La leçon est que la logique de marque passe par la communication, le préemballage, l'animation de gammes. C'est sans doute par ce moyen que les fruits et légumes frais pourront prendre, sur le marché alimentaire, une plus grande place qu'aujourd'hui, apportant aux enseignes une promotion (qui se fera d'autant plus rare que le soutien public disparaît au nom de la rigueur budgétaire), des marges, une simplicité de gestion, une propreté que la vente en vrac ne sait pas toujours offrir, un dosage que les consommateurs ne savent pas toujours bien effectuer.
Dans le même ordre d'idée la réflexion pour le développement des emballages micro-ondables pour les pommes de terre “en l'état” semble devoir se relancer. Le problème est ici assez simple : quel est le temps de préparation ? Les pommes de terre ne se consomment pas crues : le passage au microondes permet-il d'aligner le temps de cuisson de tubercules sur celui des pâtes fraîches ?

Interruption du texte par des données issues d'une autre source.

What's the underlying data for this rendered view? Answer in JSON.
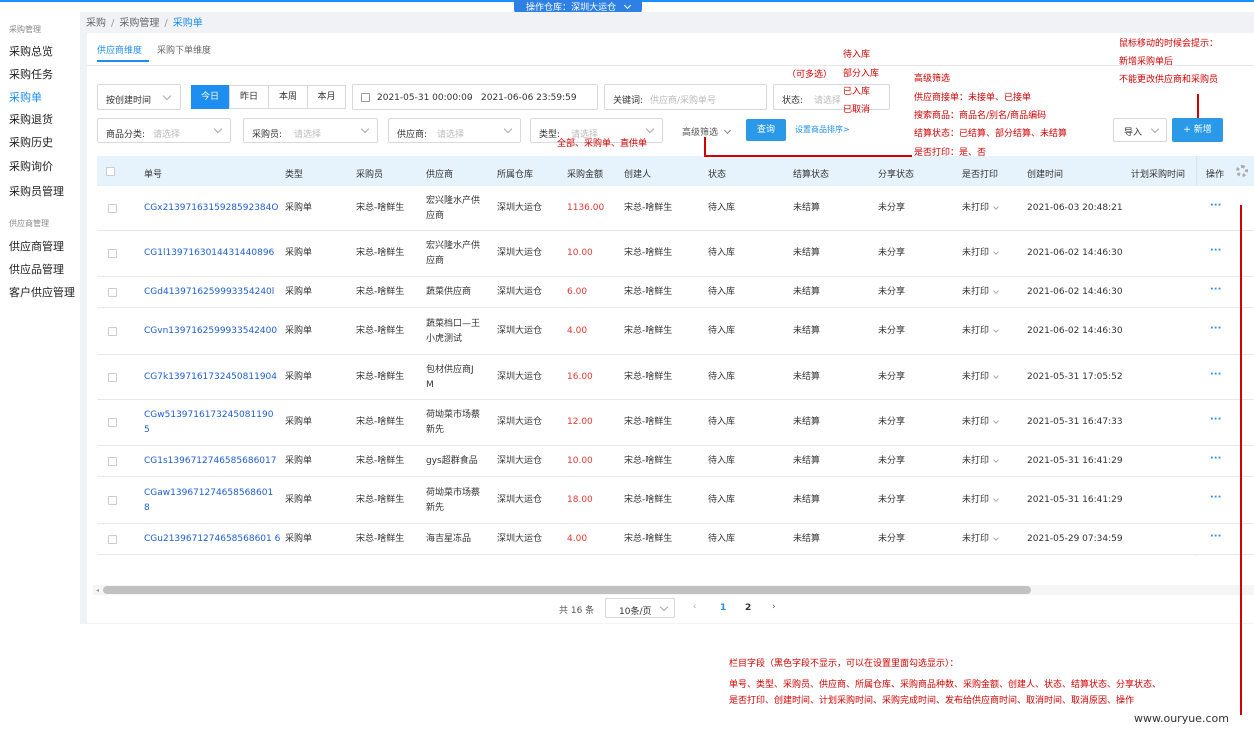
{
  "header": {
    "warehouse_label": "操作仓库：",
    "warehouse_name": "深圳大运仓"
  },
  "breadcrumb": {
    "l1": "采购",
    "l2": "采购管理",
    "l3": "采购单"
  },
  "sidebar": {
    "group1": "采购管理",
    "items1": [
      "采购总览",
      "采购任务",
      "采购单",
      "采购退货",
      "采购历史",
      "采购询价",
      "采购员管理"
    ],
    "group2": "供应商管理",
    "items2": [
      "供应商管理",
      "供应品管理",
      "客户供应管理"
    ]
  },
  "tabs": [
    "供应商维度",
    "采购下单维度"
  ],
  "filters": {
    "time_type": "按创建时间",
    "quick": [
      "今日",
      "昨日",
      "本周",
      "本月"
    ],
    "date_range_start": "2021-05-31 00:00:00",
    "date_range_sep": "-",
    "date_range_end": "2021-06-06 23:59:59",
    "keyword_label": "关键词:",
    "keyword_placeholder": "供应商/采购单号",
    "status_label": "状态:",
    "status_placeholder": "请选择",
    "category_label": "商品分类:",
    "category_placeholder": "请选择",
    "buyer_label": "采购员:",
    "buyer_placeholder": "请选择",
    "supplier_label": "供应商:",
    "supplier_placeholder": "请选择",
    "type_label": "类型:",
    "type_placeholder": "请选择",
    "advanced": "高级筛选",
    "query": "查询",
    "sort_link": "设置商品排序>",
    "import": "导入",
    "new": "+ 新增"
  },
  "table": {
    "columns": [
      "单号",
      "类型",
      "采购员",
      "供应商",
      "所属仓库",
      "采购金额",
      "创建人",
      "状态",
      "结算状态",
      "分享状态",
      "是否打印",
      "创建时间",
      "计划采购时间",
      "操作"
    ],
    "rows": [
      {
        "no": [
          "CGx2139716315928592384O"
        ],
        "type": "采购单",
        "buyer": "宋总-啥鲜生",
        "supplier": [
          "宏兴隆水产供",
          "应商"
        ],
        "wh": "深圳大运仓",
        "amount": "1136.00",
        "creator": "宋总-啥鲜生",
        "status": "待入库",
        "settle": "未结算",
        "share": "未分享",
        "print": "未打印",
        "created": "2021-06-03 20:48:21"
      },
      {
        "no": [
          "CG1l1397163014431440896"
        ],
        "type": "采购单",
        "buyer": "宋总-啥鲜生",
        "supplier": [
          "宏兴隆水产供",
          "应商"
        ],
        "wh": "深圳大运仓",
        "amount": "10.00",
        "creator": "宋总-啥鲜生",
        "status": "待入库",
        "settle": "未结算",
        "share": "未分享",
        "print": "未打印",
        "created": "2021-06-02 14:46:30"
      },
      {
        "no": [
          "CGd4139716259993354240l"
        ],
        "type": "采购单",
        "buyer": "宋总-啥鲜生",
        "supplier": [
          "蔬菜供应商"
        ],
        "wh": "深圳大运仓",
        "amount": "6.00",
        "creator": "宋总-啥鲜生",
        "status": "待入库",
        "settle": "未结算",
        "share": "未分享",
        "print": "未打印",
        "created": "2021-06-02 14:46:30"
      },
      {
        "no": [
          "CGvn1397162599933542400"
        ],
        "type": "采购单",
        "buyer": "宋总-啥鲜生",
        "supplier": [
          "蔬菜档口—王",
          "小虎测试"
        ],
        "wh": "深圳大运仓",
        "amount": "4.00",
        "creator": "宋总-啥鲜生",
        "status": "待入库",
        "settle": "未结算",
        "share": "未分享",
        "print": "未打印",
        "created": "2021-06-02 14:46:30"
      },
      {
        "no": [
          "CG7k1397161732450811904"
        ],
        "type": "采购单",
        "buyer": "宋总-啥鲜生",
        "supplier": [
          "包材供应商J",
          "M"
        ],
        "wh": "深圳大运仓",
        "amount": "16.00",
        "creator": "宋总-啥鲜生",
        "status": "待入库",
        "settle": "未结算",
        "share": "未分享",
        "print": "未打印",
        "created": "2021-05-31 17:05:52"
      },
      {
        "no": [
          "CGw5139716173245081190",
          "5"
        ],
        "type": "采购单",
        "buyer": "宋总-啥鲜生",
        "supplier": [
          "荷坳菜市场蔡",
          "新先"
        ],
        "wh": "深圳大运仓",
        "amount": "12.00",
        "creator": "宋总-啥鲜生",
        "status": "待入库",
        "settle": "未结算",
        "share": "未分享",
        "print": "未打印",
        "created": "2021-05-31 16:47:33"
      },
      {
        "no": [
          "CG1s1396712746585686017"
        ],
        "type": "采购单",
        "buyer": "宋总-啥鲜生",
        "supplier": [
          "gys超群食品"
        ],
        "wh": "深圳大运仓",
        "amount": "10.00",
        "creator": "宋总-啥鲜生",
        "status": "待入库",
        "settle": "未结算",
        "share": "未分享",
        "print": "未打印",
        "created": "2021-05-31 16:41:29"
      },
      {
        "no": [
          "CGaw139671274658568601",
          "8"
        ],
        "type": "采购单",
        "buyer": "宋总-啥鲜生",
        "supplier": [
          "荷坳菜市场蔡",
          "新先"
        ],
        "wh": "深圳大运仓",
        "amount": "18.00",
        "creator": "宋总-啥鲜生",
        "status": "待入库",
        "settle": "未结算",
        "share": "未分享",
        "print": "未打印",
        "created": "2021-05-31 16:41:29"
      },
      {
        "no": [
          "CGu2139671274658568601 6"
        ],
        "type": "采购单",
        "buyer": "宋总-啥鲜生",
        "supplier": [
          "海吉星冻品"
        ],
        "wh": "深圳大运仓",
        "amount": "4.00",
        "creator": "宋总-啥鲜生",
        "status": "待入库",
        "settle": "未结算",
        "share": "未分享",
        "print": "未打印",
        "created": "2021-05-29 07:34:59"
      }
    ]
  },
  "pagination": {
    "total": "共 16 条",
    "per_page": "10条/页",
    "pages": [
      "1",
      "2"
    ],
    "current": "1"
  },
  "annotations": {
    "hover_tip": [
      "鼠标移动的时候会提示：",
      "新增采购单后",
      "不能更改供应商和采购员"
    ],
    "status_options": [
      "待入库",
      "部分入库",
      "已入库",
      "已取消"
    ],
    "multi_select": "（可多选）",
    "type_options": "全部、采购单、直供单",
    "advanced": [
      "高级筛选",
      "供应商接单：未接单、已接单",
      "搜索商品：商品名/别名/商品编码",
      "结算状态：已结算、部分结算、未结算",
      "是否打印：是、否"
    ],
    "columns_note": [
      "栏目字段（黑色字段不显示，可以在设置里面勾选显示）：",
      "单号、类型、采购员、供应商、所属仓库、采购商品种数、采购金额、创建人、状态、结算状态、分享状态、",
      "是否打印、创建时间、计划采购时间、采购完成时间、发布给供应商时间、取消时间、取消原因、操作"
    ]
  },
  "watermark": "www.ouryue.com",
  "colors": {
    "primary": "#1e8ff0",
    "amount": "#e53935",
    "annotation": "#d40000"
  }
}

On conclura par deux questions sur cette perspective, à moyen et long terme, d'industrialisation du conditionnement des fruits et légumes frais. Premièrement, à quels opérateurs va-t-elle profiter ? A ceux de l'expédition, tels que Savéol, Prince de Bretagne et Perle du Nord ; aux réseaux de distribution, assembleurs de gammes, comme Pomona, Creno et Hexagro ? Aux industriels du légume comme Bonduelle et Agrial ? Cette tendance vat-elle, ici comme ailleurs, favoriser la concentration internationale d'une activité, qui, au vu de nos classements, reste encore très nationale.